For organisations looking to reduce costs, exercises can be conducted from an assumed breach perspective, with the exercise beginning from a sacrificial system. This approach assumes that a skilled attacker will be able to gain a foothold to the network and enables more scrutiny to be applied to assessing internal preventive and detective controls. This is likely to result in a more streamlined and cost-efficient test, for example omitting the need for the creation of phishing campaigns and malware, and reconnaissance of the environment.
- Red Team – Offensive security consultants delivering the attack simulation.
- Blue Team – The security team defending the network.
- White Team – A selection of trusted personnel responsible for performing project governance and risk management.
- A Red Team exercise is designed identify whether an attacker can compromise critical business processes (and the digital assets which support them) using attacker TTPs relevant to the organisation’s threat profile. It is designed to prove or disprove that an attacker can achieve goals which would result in critical business impact.
- A Purple Team exercise is designed to generate capability improvements in the security team’s ability to detect malicious activity. It assesses the organisation’s logging and detection activities to identify areas of deficiency across people, process and technology.
- A Gold Team exercise is designed to rehearse an organisation’s business continuity and disaster recovery plans for a high-risk cyber attack scenario. It simulates business-wide communications and decision making in a tabletop setting to assess the preparedness of the organisation to respond to, and mitigate the impact of, a cyber breach.
JUMPSEC's Red Team is CREST STAR (Simulated Targeted Attack and Response) accredited, giving you the assurance that our Red Teaming Service maintains the highest standards.
After the test is concluded, a written report will be produced, detailing the scenarios simulated, the attacker goals which JUMPSEC was able to achieve, and the effectiveness of security controls encountered at each stage of the assessment.
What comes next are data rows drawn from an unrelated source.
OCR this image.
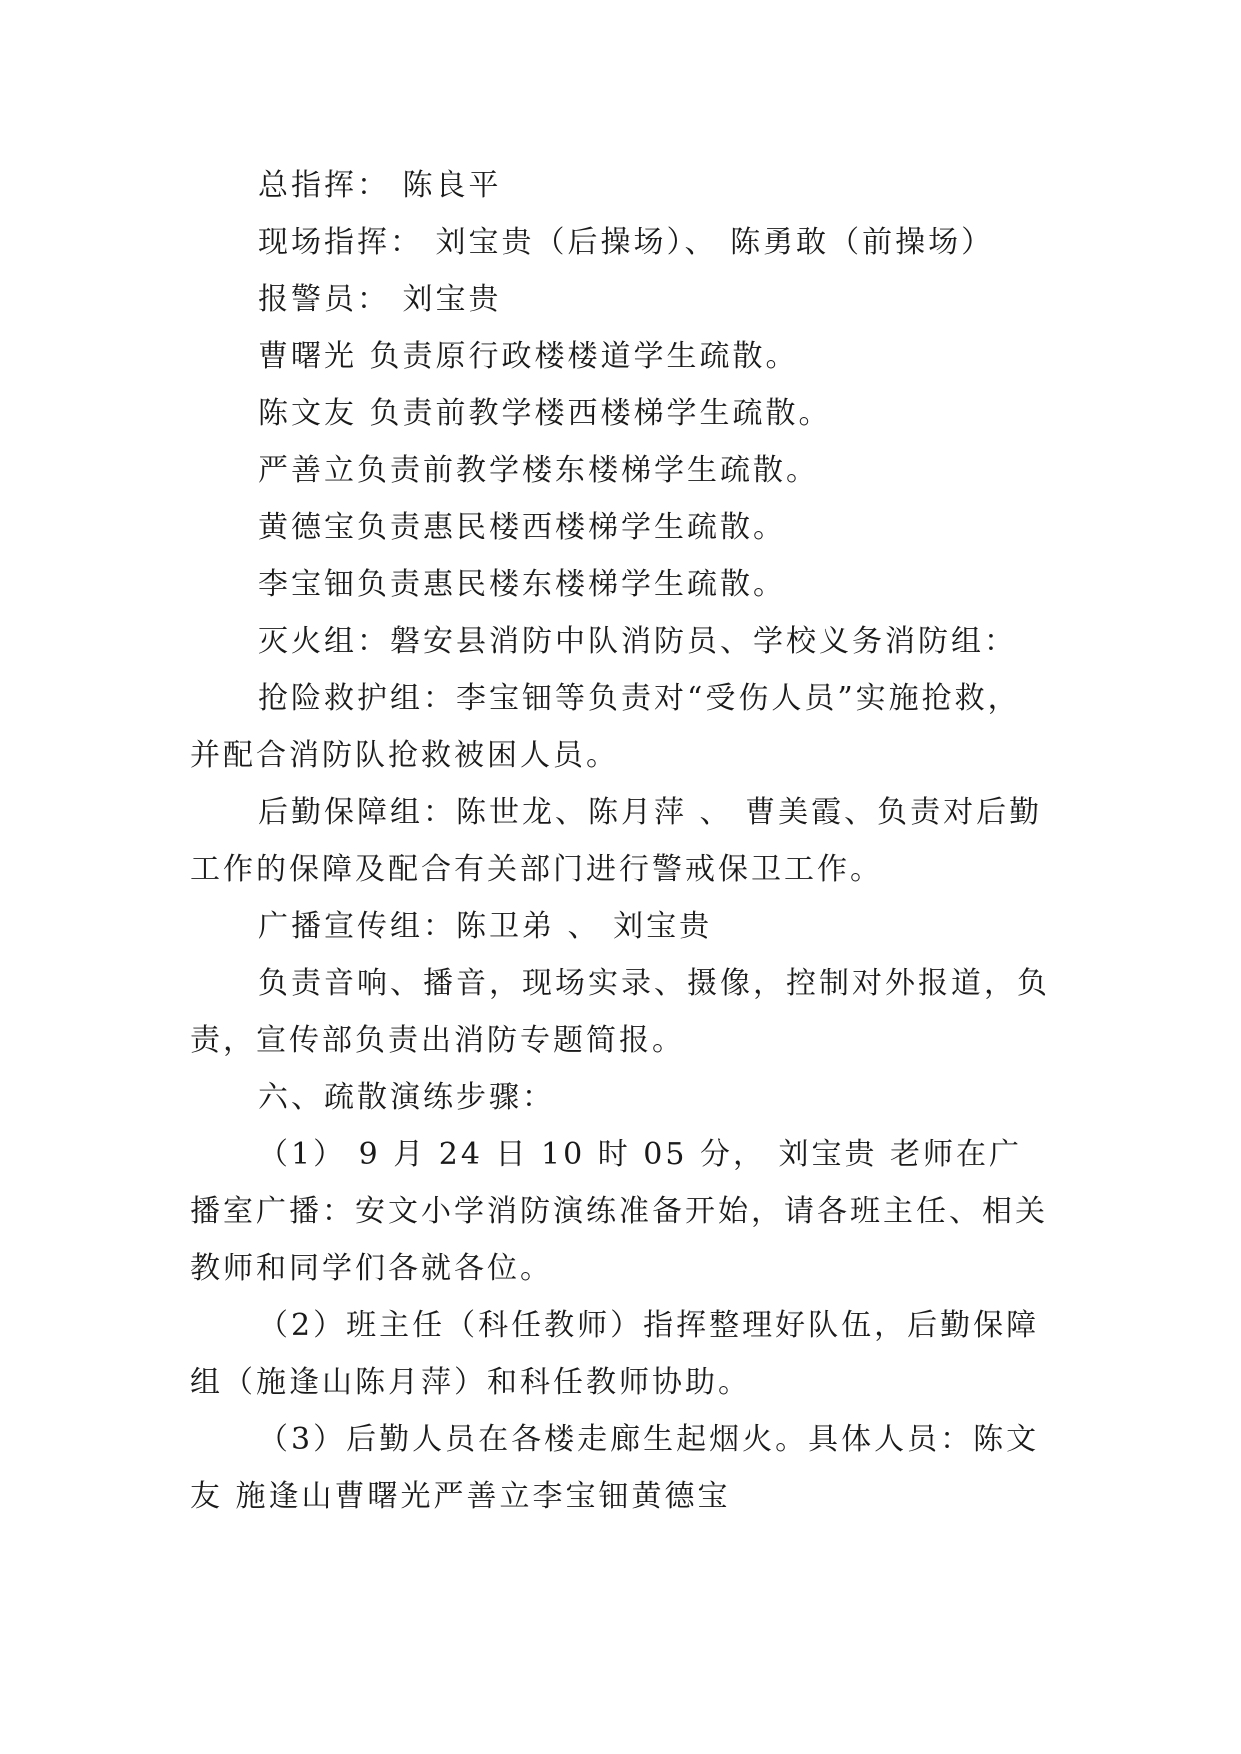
总指挥： 陈良平

现场指挥： 刘宝贵（后操场）、 陈勇敢（前操场）

报警员： 刘宝贵

曹曙光 负责原行政楼楼道学生疏散。

陈文友 负责前教学楼西楼梯学生疏散。

严善立负责前教学楼东楼梯学生疏散。

黄德宝负责惠民楼西楼梯学生疏散。

李宝钿负责惠民楼东楼梯学生疏散。

灭火组：磐安县消防中队消防员、学校义务消防组：

抢险救护组：李宝钿等负责对“受伤人员”实施抢救，并配合消防队抢救被困人员。

后勤保障组：陈世龙、陈月萍 、 曹美霞、负责对后勤工作的保障及配合有关部门进行警戒保卫工作。

广播宣传组：陈卫弟 、 刘宝贵

负责音响、播音，现场实录、摄像，控制对外报道，负责，宣传部负责出消防专题简报。

六、疏散演练步骤：

（1） 9 月 24 日 10 时 05 分， 刘宝贵 老师在广播室广播：安文小学消防演练准备开始，请各班主任、相关教师和同学们各就各位。

（2）班主任（科任教师）指挥整理好队伍，后勤保障组（施逢山陈月萍）和科任教师协助。

（3）后勤人员在各楼走廊生起烟火。具体人员：陈文友 施逢山曹曙光严善立李宝钿黄德宝
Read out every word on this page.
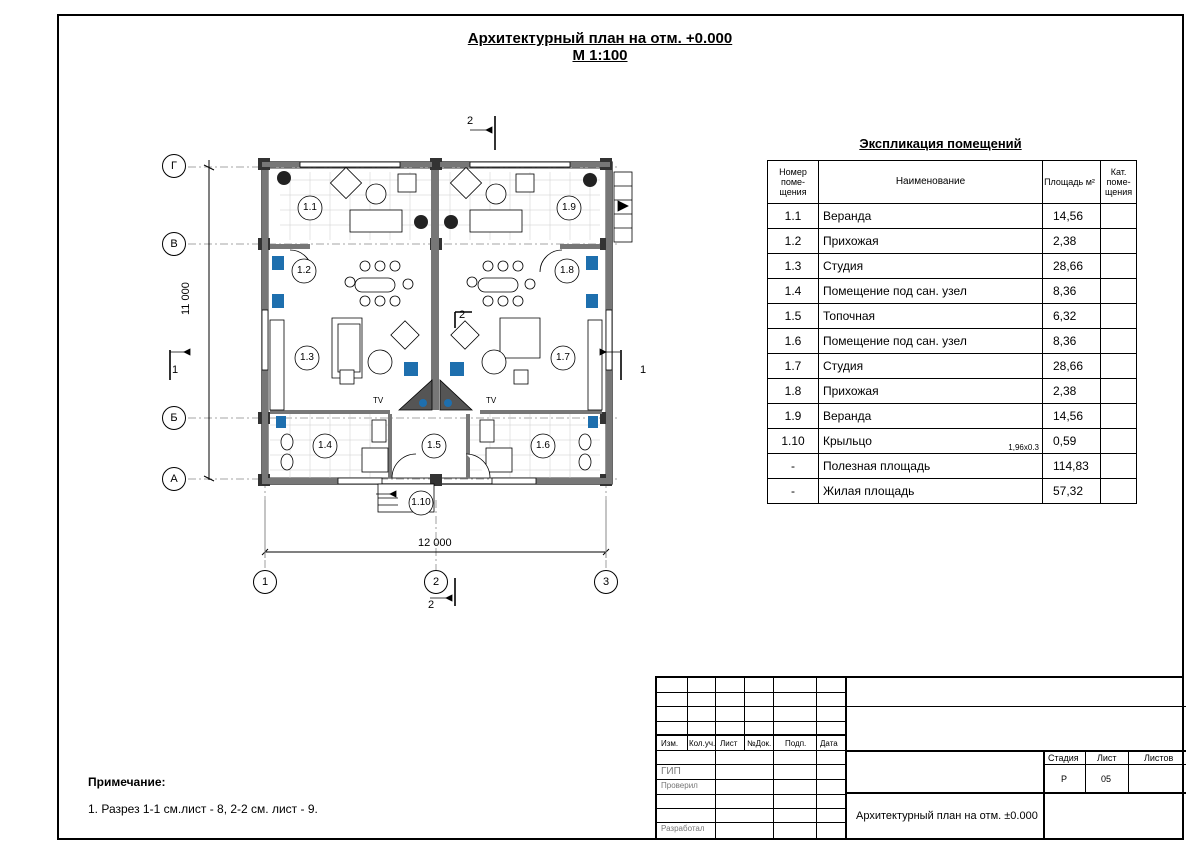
Архитектурный план на отм. +0.000
М 1:100
Г
В
Б
А
1	2	3
11 000
12 000
2
2
2
1	1
1.1
1.2
1.3
1.4	1.5	1.6
1.7
1.8
1.9
1.10
TV	TV
Экспликация помещений
Номер поме-щения	Наименование	Площадь м²	Кат. поме-щения
1.1	Веранда	14,56	
1.2	Прихожая	2,38	
1.3	Студия	28,66	
1.4	Помещение под сан. узел	8,36	
1.5	Топочная	6,32	
1.6	Помещение под сан. узел	8,36	
1.7	Студия	28,66	
1.8	Прихожая	2,38	
1.9	Веранда	14,56	
1.10	Крыльцо 1,96x0.3	0,59	
-	Полезная площадь	114,83	
-	Жилая площадь	57,32	
Примечание:
1. Разрез 1-1 см.лист - 8, 2-2 см. лист - 9.
Изм. Кол.уч. Лист №Док. Подп. Дата
ГИП
Проверил
Разработал
Стадия Лист	Листов
Р	05
Архитектурный план на отм. ±0.000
JUMPSEC will provide sufficient information to enable the TTPs to be replicated by the Blue Team as part of any internal wash-up activities.
If required, JUMPSEC can facilitate a replay workshop with the Blue Team to walk through the attack activities performed during the test and investigate the root cause of any detection failures uncovered.
JUMPSEC can also deliver a presentation to senior stakeholders communicating the findings and associated risks in clear business terms.